First, some context. We have four hens: Snow, Nala, Nellie and Hope. The Plymouth Rocks, Snow and Nala, are our veterans. We bought them in April of last year. The Rhode Island Reds, Nellie and Hope, are six months old, and we’ve had them for about two months.
Since the Reds arrived, all four hens have been sharing a coop at night. But for the first month or more, we separated Nellie and Hope from Snow and Nala during the day because the Reds were still eating “growth feed” and the Rocks were on “laying feed.”
By mid June, the Reds had grown enough to make the switch to adult feed, so they started sharing both coop and pen with the Rocks during the day. At least in theory. Thanks to what was then a relatively new pecking order, the Reds basically refused to leave the coop during the day to join the Rocks in the pen, despite all my cajoling with food and treats. This continued for more than two weeks.
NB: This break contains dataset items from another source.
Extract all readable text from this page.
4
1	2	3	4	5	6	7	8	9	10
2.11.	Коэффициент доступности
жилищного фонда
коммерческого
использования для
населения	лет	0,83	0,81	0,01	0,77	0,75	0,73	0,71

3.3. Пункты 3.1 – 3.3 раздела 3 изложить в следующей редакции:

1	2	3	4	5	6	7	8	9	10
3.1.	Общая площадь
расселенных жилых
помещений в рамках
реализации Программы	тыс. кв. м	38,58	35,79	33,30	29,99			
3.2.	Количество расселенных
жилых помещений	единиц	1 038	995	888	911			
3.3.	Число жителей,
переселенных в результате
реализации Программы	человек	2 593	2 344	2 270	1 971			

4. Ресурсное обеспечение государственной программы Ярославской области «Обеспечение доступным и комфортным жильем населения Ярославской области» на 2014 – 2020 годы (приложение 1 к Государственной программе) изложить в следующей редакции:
Things got so bad that, when the temperature climbed to 93 degrees one day, we found the Reds on the elevated roost in the coop, which was the hottest place they could possibly have parked themselves. They were so overheated up there that their breathing was visibly labored, so we removed them from the coop and put them in a freestanding pen, away from the Rocks. Their breathing immediately returned to normal.
Last week, Liz and I entrusted the care of “the girls” to friends while we took off for our annual vacation on the coast of Maine. As the mercury climbed, I fretted about the Reds holing up on the roost again. But the folks who were caring for the chickens assured us that the Reds were getting out into the pen more than they had been.
I remained skeptical, but now I’ve finally seen this change for myself. When I opened the coop door at dawn on Monday to let the girls out into the pen, Snow and Nala burst forth like feathered whirlwinds, as they always do. But instead of hanging back fearfully in the entryway, the Reds followed suit.
Within seconds, all four hens were strolling and eating and drinking and clucking their way around the run. At long last, the pecking order has been accepted by all. Each hen knows her place, so there’s no significant fighting and far less hiding. Everyone is getting along - of a fashion. Harmony, or what passes for it on Planet Chicken, reigns. Just as Mother Nature intended.